Given that example of changes in my beliefs (not to mention many others), where am I as regards the Christian testimony? Well, rest-assured Aaron, I'm not agnostic. Nor am I an atheist. One wit I read about called himself a 'recovering Christian'. While I can appreciate the humour of his sentiments, I think that kind of terminology can be misleading: I'm not casting off an addiction; I never had one to begin with. I'm compelling myself toward the true, amorphous nature of oecumenism -- that is, wholistic Christianity. I'm not hemming myself in by divorcing principalistic authoritarianism (e.g., Roman Catholicism) from real flesh-and-blood people. I'm pro-actively moving away from the apartheid mentality of Christendom; that is, Roman Catholicism cannot commune with Lutherans, Lutherans cannot enjoy the free-spirited nature of the Anabaptists, the Anabaptists cannot espouse the rich cultural and intellectual heritage of Roman Catholicism and Eastern Orthodoxy.
Enough. Grow up! The Western world got past the subjugation of peoples according to race -- thanks, in part, to the Church. However, the Western church cannot seem to get past its wanton need to subjugate its own people to this-or-that other faith-tradition. I refuse to take part in it any longer. And to a large degree, that will bring into question, if not stark contrast, my views about God, Jesus, and the Christian community. I'm prepared to answer those questions.
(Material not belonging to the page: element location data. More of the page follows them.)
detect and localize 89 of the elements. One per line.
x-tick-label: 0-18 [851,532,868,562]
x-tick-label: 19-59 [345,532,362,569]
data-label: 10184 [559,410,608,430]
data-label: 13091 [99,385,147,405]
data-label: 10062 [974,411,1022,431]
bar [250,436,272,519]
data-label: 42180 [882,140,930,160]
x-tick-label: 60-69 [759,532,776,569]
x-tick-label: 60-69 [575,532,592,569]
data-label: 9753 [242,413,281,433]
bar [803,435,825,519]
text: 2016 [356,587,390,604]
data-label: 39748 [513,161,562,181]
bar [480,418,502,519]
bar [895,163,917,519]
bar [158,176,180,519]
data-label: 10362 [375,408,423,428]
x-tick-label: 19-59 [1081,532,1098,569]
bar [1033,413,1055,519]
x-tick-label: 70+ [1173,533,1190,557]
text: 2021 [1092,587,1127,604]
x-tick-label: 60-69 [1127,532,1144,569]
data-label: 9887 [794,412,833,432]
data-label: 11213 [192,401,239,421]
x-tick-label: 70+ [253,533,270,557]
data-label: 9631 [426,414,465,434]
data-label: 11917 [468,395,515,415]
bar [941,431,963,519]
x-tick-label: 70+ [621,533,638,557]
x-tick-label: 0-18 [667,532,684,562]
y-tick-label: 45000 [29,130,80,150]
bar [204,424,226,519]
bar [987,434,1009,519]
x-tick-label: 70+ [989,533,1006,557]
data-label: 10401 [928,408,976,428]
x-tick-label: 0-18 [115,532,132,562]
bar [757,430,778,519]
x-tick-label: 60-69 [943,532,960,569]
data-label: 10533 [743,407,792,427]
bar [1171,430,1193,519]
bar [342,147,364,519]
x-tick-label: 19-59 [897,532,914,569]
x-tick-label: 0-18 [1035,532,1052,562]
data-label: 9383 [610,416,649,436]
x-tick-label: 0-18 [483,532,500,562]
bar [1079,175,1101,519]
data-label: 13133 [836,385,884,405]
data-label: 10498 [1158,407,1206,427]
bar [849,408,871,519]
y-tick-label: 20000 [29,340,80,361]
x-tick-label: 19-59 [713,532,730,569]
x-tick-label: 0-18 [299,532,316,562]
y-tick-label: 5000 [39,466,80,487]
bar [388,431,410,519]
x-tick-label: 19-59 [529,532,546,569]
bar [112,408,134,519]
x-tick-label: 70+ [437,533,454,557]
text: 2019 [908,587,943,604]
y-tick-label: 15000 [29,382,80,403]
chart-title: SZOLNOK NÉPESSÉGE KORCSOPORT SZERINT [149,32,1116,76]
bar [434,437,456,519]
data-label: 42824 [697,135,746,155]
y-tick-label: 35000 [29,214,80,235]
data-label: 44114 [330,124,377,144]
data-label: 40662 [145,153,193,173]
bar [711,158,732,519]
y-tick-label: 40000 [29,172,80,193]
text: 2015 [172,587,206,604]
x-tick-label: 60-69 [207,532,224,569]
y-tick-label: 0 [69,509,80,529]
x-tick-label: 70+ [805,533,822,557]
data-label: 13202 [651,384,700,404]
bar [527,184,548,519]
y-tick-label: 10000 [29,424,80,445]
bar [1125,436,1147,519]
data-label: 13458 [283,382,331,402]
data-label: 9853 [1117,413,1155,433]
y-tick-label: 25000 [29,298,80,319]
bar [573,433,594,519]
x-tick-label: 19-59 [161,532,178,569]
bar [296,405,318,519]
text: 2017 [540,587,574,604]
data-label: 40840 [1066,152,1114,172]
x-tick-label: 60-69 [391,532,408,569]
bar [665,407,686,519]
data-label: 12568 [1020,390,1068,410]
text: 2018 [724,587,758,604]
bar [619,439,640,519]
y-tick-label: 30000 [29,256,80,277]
So, if any of you are interested, this is the place to ask those questions. I'm open to dialogue. And thank you, Aaron, for prompting me to write an answer to your question. I'm grateful for your concern, and humour.
Monday, September 7, 2009
That does not remove the necessity to research, learn, and reassess what I've held this long to be true. To that end, these are the books I am presently devouring, and enjoying quite thoroughly.
Quite honestly, Ehrman's book, far from being polemic or argumentative, is heartfelt and personal. At the same time, he is not short on insights surrounding the issue of theodicy. Ehrman examines not only the philosophical issues surrounding theodicy, but also examines the answers proffered in scripture, and the historical context those answers were couched in. I have learned quite a lot from this pleasant little volume, and will re-visit it in the not-to-distant future.
Karen Armstrong is, quite literally, a phenomenal researcher and writer. Her clarity, wit, and depth of understanding, combined with her report-style narrative is refreshing in a history book. Armstrong is not without her biases (no-one really is), but her attention to detail and ability to synthesize vast domains of religious and philosophical understanding into a historical context is, as far as I'm concerned, almost without parallel (J.N.D. Kelly, Henry Chadwick, and Horace Hummel being other notable exceptions).
I'm almost finished Ehrman's book, and am part way through Armstrong's account of God. To be honest, the more I'm learning from these people, the more I'm enjoying the necessary challenges they bring to my beliefs, and the changes those challenges imply. Refusing to challenge my beliefs, to face the doubts and accusations levelled at a set of beliefs, renders me insincere. I'm not willing to believe dishonestly, or ignorantly. And if the propositional, historical, and physical evidence invalidates my beliefs, then I will have a decision to make: continue to believe despite evidence to the contrary, or, in pursuit of understanding, admit that something other than what I presently believe must be true.